Aggressive immigration enforcement causes real harm in local communities. First, it leads to racist policing practices, as deputies may engage in racial profiling or targeted policing based on ethnicity or national origin. For example, during a raid of a rural Pennsylvania company in 2018, officers “lined up Latinos for questioning and asked white employees to lead them to more Latino workers.” ICE also has a history of getting citizenships wrong. An NPR analysis found that hundreds of U.S. citizens have been wrongfully held in jails and ICE detention centers on federal immigration detainers.
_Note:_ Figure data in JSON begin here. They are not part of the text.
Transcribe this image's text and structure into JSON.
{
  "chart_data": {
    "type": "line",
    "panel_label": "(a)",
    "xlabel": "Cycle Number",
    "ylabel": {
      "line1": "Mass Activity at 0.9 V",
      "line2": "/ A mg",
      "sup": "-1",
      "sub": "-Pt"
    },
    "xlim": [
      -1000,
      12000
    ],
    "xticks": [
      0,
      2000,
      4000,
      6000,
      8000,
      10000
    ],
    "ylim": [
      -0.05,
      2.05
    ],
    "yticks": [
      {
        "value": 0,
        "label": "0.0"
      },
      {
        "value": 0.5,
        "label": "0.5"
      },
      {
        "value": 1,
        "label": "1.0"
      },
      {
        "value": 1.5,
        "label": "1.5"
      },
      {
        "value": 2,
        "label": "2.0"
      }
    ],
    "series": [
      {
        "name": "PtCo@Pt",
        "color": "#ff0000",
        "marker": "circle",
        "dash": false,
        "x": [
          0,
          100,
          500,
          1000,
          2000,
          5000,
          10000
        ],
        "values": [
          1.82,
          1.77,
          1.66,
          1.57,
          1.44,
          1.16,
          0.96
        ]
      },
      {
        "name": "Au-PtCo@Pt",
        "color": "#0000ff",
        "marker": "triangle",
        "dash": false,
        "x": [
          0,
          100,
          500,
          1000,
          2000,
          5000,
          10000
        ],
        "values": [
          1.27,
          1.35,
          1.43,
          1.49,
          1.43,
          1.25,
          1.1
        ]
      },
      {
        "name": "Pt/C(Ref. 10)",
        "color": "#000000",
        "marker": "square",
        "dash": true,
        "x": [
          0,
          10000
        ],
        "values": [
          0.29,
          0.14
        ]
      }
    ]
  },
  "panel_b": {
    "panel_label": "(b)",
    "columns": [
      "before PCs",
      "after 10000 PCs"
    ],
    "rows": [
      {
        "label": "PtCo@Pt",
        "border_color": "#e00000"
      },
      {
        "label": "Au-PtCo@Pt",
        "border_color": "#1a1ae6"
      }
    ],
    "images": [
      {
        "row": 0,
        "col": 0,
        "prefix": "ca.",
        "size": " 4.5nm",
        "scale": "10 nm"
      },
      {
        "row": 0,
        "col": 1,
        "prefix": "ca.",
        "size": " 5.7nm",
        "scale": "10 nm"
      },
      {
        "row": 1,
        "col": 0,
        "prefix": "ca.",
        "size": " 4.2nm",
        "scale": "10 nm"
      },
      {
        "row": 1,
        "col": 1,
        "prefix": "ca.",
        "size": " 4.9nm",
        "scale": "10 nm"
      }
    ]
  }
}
People in deportation proceedings are not entitled to a court-appointed lawyer, which makes proving their right to be in the country much more difficult.
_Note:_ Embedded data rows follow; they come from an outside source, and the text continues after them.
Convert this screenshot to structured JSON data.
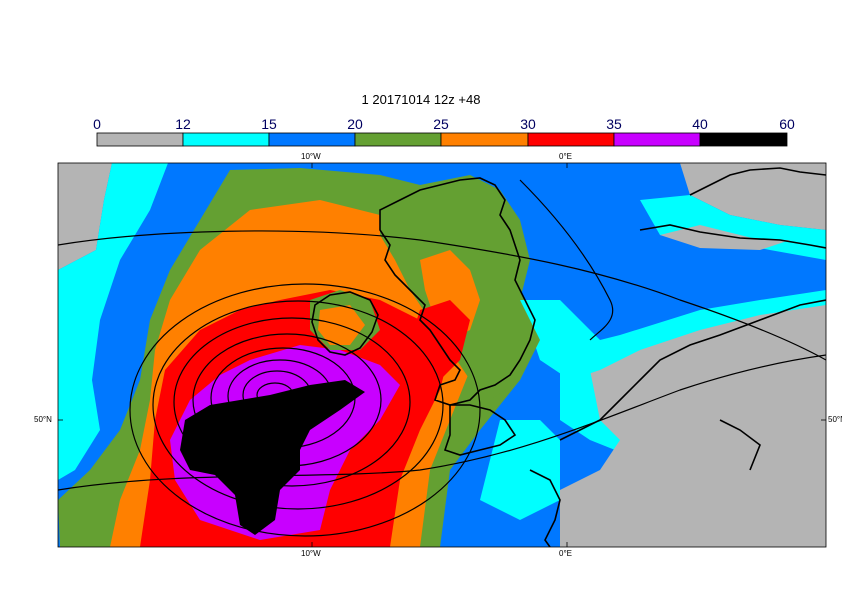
{
  "title": "1 20171014 12z +48",
  "colorbar": {
    "ticks": [
      "0",
      "12",
      "15",
      "20",
      "25",
      "30",
      "35",
      "40",
      "60"
    ],
    "colors": [
      "#b4b4b4",
      "#00ffff",
      "#0078ff",
      "#64a032",
      "#ff8000",
      "#ff0000",
      "#c800ff",
      "#000000"
    ]
  },
  "axes": {
    "top": [
      "10°W",
      "0°E"
    ],
    "bottom": [
      "10°W",
      "0°E"
    ],
    "left": [
      "50°N"
    ],
    "right": [
      "50°N"
    ]
  },
  "map_colors": {
    "land": "#b4b4b4",
    "c12": "#00ffff",
    "c15": "#0078ff",
    "c20": "#64a032",
    "c25": "#ff8000",
    "c30": "#ff0000",
    "c35": "#c800ff",
    "c40": "#000000"
  }
}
It also makes people who are witnesses or victims of crime less likely to come forward. When people know that contact with local law enforcement could lead to ICE involvement, they simply will not report crimes. The person who caused harm will be able to continue to do so. Human traffickers, for example, use the fear of law enforcement to reinforce and strengthen their coercion and control over their victims.

Honoring ICE detainers can dramatically increase jail populations because of the trickle-down effects: individuals with detainers often receive higher bonds or no bond at all, increasing their rate of being held for their entire pretrial period. Studies show that individuals with immigration detainers spent additional weeks in jail pretrial.

Sheriffs who contract with neighboring counties and the federal government to house other individuals from places with full jails will likely end up overcrowding their own jail. As a recent Vera Report revealed, many sheriffs rent out jail bed space to neighboring counties for a per diem, ostensibly for a profit. But that simply leads to more crowding in their own jails, and at a time when staffing is short, less safety and care for those housed in them.


What’s Possible

Sheriffs have discretion and power. They can choose to oppose policies that make communities less safe. Taking on the federal government’s job will drain resources from the office and fill up the jail with people who do not pose any threat to community safety. Sheriffs across the country that have taken a stand against being forced to perform federal immigration enforcement, including Mecklenburg County Sheriff Garry McFadden, Harris County Sheriff Ed Gonzalez, Buncombe County Sheriff Quentin Miller, among others.


How We Get There

Sheriffs should immediately take action to end cooperation with ICE and stop directing their limited resources to federal immigration enforcement. They take the following actions: 

  • Terminate any existing agreements with ICE, including 287(g) agreements and most bed rental programs, known as Intergovernmental Service Agreements (IGSAs). 

  • Refuse to hold noncitizens longer in order for ICE to take custody. 

  • Do not rent beds to the federal government or neighboring counties.

  • Prohibit any information and record sharing with ICE, including personal information about people in custody and release dates, and refuse ICE access to internal databases. 

  • Prohibit deputies and jail staff from asking individuals about their citizenship or immigration status, and remove citizenship status and place-of-birth questions from intake and booking forms. 

  • Refuse ICE access to the jail without a judicial warrant. 

  • Advise noncitizens of their rights and provide a copy of all relevant documents, such as ICE detainer requests. 

  • Do not use ICE or Customs and Border Protection (CBP) officers as interpreters.

  • Encourage state sheriffs’ associations to oppose federal immigration enforcement actions, such as ICE raids and arrests, and to oppose anti-immigrant state legislation. 

  • Implement policies to reduce arrests so that fewer people are brought to jails where their biometric data is collected and shared with immigration enforcement.